Oi gente,
Apesar
dessa reportagem ser antiga posto ela aqui, pois achei muito interessante a
iniciativa do Dr. Wilson Gonzaga com os moradores de rua.
Pra quem
não sabia assim como eu, Gonzaga integrou o grupo multidisciplinar do Conad
(Conselho Nacional Antidrogas) que reavaliou a bebida em diferentes enfoques e
contextos. Esse trabalho resultou em uma regulamentação sancionada pelo então
presidente Lula em 2010, documento que garante o direito do uso religioso do
chá.
Bacana neh
gente?!
Ao final
coloco também o vídeo de sua participação no Programa do Jô.
Beijos no
coração
Namastê.
Wilson Gonzaga (*)
Apresentação na mesa redonda “Os usos da Ayahuasca: aspectos
religiosos, antropológicos e científicos”. Sexto Movimento pela Vida, Centro de
Ensino Médio, Palmas, 25 a 28 de maio de 2005 (**).
Bom dia.

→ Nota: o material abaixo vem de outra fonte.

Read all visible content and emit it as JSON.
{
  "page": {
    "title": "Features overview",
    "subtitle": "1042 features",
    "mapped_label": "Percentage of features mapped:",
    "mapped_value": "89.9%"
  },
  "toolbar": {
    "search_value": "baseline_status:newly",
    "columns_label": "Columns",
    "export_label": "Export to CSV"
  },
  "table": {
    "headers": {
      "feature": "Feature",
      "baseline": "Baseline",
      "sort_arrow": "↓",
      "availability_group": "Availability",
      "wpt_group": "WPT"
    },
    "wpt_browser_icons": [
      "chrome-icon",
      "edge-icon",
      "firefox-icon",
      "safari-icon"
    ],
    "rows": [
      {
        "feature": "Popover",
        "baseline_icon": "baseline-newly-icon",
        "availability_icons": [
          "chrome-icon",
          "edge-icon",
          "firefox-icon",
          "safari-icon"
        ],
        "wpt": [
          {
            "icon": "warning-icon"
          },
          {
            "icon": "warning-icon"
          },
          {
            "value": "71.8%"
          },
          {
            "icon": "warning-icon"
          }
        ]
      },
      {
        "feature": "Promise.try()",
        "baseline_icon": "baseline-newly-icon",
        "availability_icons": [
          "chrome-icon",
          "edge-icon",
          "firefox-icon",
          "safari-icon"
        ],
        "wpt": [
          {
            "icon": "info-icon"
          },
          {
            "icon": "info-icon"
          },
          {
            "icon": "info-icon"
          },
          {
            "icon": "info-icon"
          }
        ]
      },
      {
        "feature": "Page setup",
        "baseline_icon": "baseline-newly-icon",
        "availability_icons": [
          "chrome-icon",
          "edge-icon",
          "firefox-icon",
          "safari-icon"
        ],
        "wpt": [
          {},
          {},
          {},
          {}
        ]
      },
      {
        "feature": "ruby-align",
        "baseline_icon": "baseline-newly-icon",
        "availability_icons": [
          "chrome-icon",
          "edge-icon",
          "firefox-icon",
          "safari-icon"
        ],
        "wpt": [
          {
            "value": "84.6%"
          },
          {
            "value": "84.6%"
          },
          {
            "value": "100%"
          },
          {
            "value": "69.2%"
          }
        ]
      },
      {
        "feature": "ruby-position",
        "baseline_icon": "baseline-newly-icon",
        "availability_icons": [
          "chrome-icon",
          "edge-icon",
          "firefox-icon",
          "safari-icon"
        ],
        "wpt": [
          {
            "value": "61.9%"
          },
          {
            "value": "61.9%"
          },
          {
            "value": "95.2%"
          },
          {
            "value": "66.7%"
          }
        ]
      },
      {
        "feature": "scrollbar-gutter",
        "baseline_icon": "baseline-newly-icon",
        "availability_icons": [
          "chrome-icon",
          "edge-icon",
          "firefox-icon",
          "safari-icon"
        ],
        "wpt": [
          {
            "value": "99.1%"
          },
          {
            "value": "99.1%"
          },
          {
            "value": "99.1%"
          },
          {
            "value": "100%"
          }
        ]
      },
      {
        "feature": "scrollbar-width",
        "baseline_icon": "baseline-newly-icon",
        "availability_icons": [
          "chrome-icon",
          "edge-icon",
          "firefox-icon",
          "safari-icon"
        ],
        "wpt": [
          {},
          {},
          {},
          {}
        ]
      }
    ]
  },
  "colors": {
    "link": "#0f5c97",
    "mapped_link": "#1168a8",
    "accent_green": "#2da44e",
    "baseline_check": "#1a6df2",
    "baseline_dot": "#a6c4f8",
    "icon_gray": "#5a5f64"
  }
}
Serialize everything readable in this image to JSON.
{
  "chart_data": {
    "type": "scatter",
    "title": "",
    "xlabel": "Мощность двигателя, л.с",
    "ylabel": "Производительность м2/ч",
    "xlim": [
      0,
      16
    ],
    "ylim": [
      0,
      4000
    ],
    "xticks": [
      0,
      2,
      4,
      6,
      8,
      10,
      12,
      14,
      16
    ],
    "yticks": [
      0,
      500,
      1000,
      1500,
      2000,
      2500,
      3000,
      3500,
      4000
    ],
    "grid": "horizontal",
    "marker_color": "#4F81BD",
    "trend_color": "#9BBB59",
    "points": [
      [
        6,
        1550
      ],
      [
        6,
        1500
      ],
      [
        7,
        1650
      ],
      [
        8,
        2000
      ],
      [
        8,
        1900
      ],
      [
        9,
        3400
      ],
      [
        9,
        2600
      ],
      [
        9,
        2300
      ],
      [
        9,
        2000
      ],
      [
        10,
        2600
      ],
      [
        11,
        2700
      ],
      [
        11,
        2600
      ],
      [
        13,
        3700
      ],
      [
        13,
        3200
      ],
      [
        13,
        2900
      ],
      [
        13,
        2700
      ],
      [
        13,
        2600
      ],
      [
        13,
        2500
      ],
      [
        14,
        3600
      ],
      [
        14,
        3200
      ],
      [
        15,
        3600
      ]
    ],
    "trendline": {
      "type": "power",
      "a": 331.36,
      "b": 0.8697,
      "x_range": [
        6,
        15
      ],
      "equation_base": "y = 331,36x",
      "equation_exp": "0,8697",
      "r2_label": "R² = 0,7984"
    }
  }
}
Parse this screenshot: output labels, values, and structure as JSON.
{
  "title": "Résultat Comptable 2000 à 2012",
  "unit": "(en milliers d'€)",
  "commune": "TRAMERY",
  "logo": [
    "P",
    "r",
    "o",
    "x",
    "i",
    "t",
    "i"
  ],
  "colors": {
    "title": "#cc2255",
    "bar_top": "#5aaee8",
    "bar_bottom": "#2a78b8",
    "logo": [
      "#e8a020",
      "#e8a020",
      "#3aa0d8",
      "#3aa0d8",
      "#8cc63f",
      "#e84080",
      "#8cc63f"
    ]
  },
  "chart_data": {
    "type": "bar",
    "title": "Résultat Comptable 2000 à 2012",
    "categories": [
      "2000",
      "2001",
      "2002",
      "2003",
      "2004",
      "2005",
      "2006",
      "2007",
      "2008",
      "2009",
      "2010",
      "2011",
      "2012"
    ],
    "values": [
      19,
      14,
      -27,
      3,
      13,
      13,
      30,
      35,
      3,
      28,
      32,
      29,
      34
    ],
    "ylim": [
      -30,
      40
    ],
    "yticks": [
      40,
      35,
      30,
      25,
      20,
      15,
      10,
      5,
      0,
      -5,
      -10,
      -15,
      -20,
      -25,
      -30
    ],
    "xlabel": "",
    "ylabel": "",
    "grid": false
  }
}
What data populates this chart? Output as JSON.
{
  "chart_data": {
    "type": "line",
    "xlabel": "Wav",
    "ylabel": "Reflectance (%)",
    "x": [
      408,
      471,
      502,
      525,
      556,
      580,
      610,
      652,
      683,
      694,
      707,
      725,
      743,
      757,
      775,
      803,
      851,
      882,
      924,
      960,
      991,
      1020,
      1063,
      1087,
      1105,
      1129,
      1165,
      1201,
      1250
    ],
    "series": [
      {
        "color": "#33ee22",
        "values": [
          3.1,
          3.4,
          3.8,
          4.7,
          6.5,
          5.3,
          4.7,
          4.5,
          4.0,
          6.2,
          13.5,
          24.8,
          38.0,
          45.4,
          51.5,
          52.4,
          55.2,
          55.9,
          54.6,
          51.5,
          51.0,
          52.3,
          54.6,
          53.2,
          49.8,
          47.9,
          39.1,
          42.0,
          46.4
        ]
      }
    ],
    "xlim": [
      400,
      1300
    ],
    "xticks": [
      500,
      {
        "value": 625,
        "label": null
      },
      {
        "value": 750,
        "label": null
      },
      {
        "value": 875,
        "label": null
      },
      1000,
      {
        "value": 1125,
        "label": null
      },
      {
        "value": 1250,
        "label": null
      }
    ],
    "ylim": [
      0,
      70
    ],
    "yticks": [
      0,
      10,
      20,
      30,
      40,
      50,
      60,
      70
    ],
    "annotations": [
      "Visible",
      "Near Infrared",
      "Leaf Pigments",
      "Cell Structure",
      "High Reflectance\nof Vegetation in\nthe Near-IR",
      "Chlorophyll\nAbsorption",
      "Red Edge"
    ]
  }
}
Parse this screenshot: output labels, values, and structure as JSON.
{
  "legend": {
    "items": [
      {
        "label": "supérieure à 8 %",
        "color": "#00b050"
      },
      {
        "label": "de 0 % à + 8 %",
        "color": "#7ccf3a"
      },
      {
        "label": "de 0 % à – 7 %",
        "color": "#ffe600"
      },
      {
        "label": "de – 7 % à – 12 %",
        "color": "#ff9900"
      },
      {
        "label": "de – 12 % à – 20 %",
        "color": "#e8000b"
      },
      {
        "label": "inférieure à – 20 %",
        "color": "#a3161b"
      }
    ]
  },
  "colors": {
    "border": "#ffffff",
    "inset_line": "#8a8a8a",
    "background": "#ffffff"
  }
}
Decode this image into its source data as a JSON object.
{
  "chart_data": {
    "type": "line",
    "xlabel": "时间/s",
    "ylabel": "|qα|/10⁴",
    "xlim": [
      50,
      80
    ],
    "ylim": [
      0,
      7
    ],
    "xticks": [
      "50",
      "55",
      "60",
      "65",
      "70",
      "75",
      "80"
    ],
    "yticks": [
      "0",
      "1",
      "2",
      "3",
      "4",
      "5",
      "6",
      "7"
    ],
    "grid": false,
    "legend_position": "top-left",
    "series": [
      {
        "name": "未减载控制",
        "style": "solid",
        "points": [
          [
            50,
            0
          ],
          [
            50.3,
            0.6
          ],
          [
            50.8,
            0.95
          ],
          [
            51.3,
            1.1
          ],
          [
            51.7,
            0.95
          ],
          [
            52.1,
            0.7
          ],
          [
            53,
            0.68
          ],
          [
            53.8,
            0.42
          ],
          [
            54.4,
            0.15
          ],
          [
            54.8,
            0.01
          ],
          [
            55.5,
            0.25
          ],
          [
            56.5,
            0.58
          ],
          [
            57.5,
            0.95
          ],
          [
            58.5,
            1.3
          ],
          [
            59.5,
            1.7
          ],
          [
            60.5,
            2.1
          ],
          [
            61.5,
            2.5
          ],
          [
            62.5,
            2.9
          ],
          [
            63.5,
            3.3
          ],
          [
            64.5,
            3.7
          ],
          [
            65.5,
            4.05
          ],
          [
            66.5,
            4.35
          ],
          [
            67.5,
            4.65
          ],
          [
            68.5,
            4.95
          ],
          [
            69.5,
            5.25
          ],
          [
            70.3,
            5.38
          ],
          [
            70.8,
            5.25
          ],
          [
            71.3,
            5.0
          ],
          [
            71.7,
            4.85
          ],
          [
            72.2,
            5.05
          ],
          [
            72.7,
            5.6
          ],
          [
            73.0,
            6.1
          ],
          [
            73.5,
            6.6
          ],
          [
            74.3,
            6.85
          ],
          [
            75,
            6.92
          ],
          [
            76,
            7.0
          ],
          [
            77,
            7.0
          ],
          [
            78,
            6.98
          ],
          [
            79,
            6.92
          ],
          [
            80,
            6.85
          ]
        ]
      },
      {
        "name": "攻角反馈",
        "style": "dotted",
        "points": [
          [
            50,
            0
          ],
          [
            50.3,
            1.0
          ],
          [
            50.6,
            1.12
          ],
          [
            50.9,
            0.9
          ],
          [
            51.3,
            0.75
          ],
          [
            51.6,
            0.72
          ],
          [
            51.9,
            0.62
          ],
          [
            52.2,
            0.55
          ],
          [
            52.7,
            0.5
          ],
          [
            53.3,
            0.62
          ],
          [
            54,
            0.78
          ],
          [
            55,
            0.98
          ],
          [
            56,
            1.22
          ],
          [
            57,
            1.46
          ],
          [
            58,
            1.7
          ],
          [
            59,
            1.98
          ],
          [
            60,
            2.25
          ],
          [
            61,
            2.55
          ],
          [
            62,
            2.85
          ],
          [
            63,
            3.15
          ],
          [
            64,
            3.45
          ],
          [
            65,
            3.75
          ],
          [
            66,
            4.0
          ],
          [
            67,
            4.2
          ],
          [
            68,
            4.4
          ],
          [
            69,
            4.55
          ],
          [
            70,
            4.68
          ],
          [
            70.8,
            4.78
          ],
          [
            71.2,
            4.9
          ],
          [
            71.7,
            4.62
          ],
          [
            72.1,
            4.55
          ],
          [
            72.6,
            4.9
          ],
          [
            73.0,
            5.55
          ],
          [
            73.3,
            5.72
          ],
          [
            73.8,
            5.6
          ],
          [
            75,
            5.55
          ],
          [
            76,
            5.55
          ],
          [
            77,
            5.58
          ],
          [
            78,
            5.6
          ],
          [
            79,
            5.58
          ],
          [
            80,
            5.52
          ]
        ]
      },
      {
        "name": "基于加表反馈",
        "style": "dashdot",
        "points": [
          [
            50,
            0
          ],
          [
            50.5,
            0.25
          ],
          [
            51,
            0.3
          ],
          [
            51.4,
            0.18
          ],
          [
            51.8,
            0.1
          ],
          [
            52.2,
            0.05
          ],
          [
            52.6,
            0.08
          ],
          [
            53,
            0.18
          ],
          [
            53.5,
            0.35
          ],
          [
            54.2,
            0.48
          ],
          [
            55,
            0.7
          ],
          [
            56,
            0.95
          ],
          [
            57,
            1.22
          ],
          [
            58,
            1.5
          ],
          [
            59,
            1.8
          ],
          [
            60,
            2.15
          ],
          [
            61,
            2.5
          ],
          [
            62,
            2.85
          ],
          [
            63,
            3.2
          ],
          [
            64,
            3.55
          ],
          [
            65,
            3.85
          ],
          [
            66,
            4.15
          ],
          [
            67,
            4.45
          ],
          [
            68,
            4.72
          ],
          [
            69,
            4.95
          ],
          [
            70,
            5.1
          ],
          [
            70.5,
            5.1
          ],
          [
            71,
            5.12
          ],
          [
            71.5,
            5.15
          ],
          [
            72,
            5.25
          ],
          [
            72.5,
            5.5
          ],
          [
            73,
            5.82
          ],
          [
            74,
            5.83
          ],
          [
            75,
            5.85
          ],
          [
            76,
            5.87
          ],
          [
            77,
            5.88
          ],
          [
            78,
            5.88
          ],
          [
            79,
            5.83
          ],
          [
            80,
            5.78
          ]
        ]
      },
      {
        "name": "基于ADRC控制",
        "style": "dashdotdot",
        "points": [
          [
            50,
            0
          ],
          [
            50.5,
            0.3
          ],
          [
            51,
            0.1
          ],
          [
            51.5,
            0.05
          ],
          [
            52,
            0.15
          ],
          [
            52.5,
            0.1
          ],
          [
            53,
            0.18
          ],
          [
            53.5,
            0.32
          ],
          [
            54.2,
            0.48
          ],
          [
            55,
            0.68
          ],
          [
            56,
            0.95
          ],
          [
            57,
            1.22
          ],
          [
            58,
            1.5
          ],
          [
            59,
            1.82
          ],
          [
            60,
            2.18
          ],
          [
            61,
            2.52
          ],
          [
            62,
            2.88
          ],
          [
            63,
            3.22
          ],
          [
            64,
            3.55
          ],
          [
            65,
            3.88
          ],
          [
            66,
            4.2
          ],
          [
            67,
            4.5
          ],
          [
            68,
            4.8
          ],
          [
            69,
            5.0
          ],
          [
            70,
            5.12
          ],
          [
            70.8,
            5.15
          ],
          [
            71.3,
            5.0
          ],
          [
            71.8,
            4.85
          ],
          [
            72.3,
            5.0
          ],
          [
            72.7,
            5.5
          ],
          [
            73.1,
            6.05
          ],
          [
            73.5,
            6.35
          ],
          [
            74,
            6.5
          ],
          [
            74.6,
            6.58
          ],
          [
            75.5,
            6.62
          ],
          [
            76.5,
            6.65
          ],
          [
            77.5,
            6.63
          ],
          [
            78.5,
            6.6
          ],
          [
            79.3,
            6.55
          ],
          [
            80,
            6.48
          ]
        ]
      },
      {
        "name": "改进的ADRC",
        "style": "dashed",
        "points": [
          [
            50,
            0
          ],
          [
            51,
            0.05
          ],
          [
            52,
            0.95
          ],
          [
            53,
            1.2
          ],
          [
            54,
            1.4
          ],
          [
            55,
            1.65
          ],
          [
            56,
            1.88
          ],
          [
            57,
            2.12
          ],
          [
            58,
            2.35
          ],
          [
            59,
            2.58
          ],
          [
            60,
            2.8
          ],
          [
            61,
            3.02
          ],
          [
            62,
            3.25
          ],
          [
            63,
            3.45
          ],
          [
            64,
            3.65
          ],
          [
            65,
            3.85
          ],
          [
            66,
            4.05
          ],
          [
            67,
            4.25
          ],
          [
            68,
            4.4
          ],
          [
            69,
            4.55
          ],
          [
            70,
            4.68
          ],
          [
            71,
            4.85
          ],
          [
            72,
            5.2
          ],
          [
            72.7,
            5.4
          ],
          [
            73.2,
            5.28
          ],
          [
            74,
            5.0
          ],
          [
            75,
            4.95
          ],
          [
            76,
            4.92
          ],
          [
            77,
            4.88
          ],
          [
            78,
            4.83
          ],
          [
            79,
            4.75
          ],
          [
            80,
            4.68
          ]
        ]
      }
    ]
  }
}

Minha contribuição nessa mesa será falar sobre o
povo da rua. como usamos a Hoasca para a recuperação de moradores de rua. Mas
antes de começar propriamente, quero externar minha gratidão pelo convite de
participar dessa mesa. Hoje pela manhã, quando a gente estava saindo do hotel e
vindo para cá, aconteceu uma coisa engraçada, simpática. Nós entramos na van e
todos que estavam lá eram da mesa. Aí, a Bia com esse jeito menina dela começou
a exclamar: “Oba! Agora é a nossa festa! Que legal! Chegou nossa vez! Vamos
reunir o povo ayahuasqueiro!”. E estou me sentindo meio assim. [risadas]. Bom,
não é? Fiquei sabendo que iria encontrar com o Helinho [Hélio Gonçalves], que
faz parte da minha história também. Quando comecei lá pelos idos de 82, vim a
conhecer um Mestre da União do Vegetal que ainda hoje reverencio, com muito
respeito, o Bartolomeu e na época o Hélio também vivia aqui com o Mestre
Bartolomeu. Fizemos uma viagem juntos para a floresta, foi memorável. Está
gravado cena por cena no meu coração.
Passei uma época, anos importantes da minha vida, na União
do Vegetal. Cheguei a ser Mestre lá e é um lugar por onde nutro uma grande
simpatia.
A associação que faço parte se chama ABLUSA, Associação
Beneficente Luz de Salomão. Continuo seguindo os mesmos mestres, Salomão,
Mestre Gabriel, mas fiquei um tempo sem beber o chá. Estava mais envolvido com
essa luta da espiritualidade e da liberdade social, que foram minhas bandeiras
durante a vida inteira e ainda são, mas comecei a sentir falta realmente de me
engajar novamente em um movimento religioso e espiritual, vamos dizer assim. Eu
tinha um grupo que trabalhava na rua que começou no consultório. Como fui
apresentado aqui, sou psiquiatra. Numa certa época, começaram a aparecer muitas
pessoas com depressão no meu consultório. Então nós criamos um projeto que
tinha uma brincadeira com as palavras, trocar o “doer” pelo “doar”: Pegávamos
aquelas pessoas deprimidas e íamos para o centro de São Paulo levar arte para
moradores de rua. Levar arte de maneira geral: Desenho, canto, teatro… Tudo
começou assim, com um grupo de pacientes. A coisa foi andando, evoluindo,
crescendo, a brincadeira foi tomando gosto. Naquela época, tinha parado de
beber o vegetal na União do Vegetal e comecei a beber de novo por minha conta,
sozinho. Eu e minha companheira. Tinha ficado dois anos sem beber o chá, e aí
fui lembrando de novo…. Tenho vinte e três anos de hoasqueiro, sendo dois
desses sem beber, logo que saí da União do Vegetal. Quando bebi de volta falei:
“Nossa, como é que fiquei sem beber esse chá?!”. Os hoasqueiros aqui sabem do
que estou falando. Quando agente fica um tempo sem beber e volta, fala: “Como é
que posso viver sem isso? Que lucidez! Quanta ficha! Como sou burro sem isso!”.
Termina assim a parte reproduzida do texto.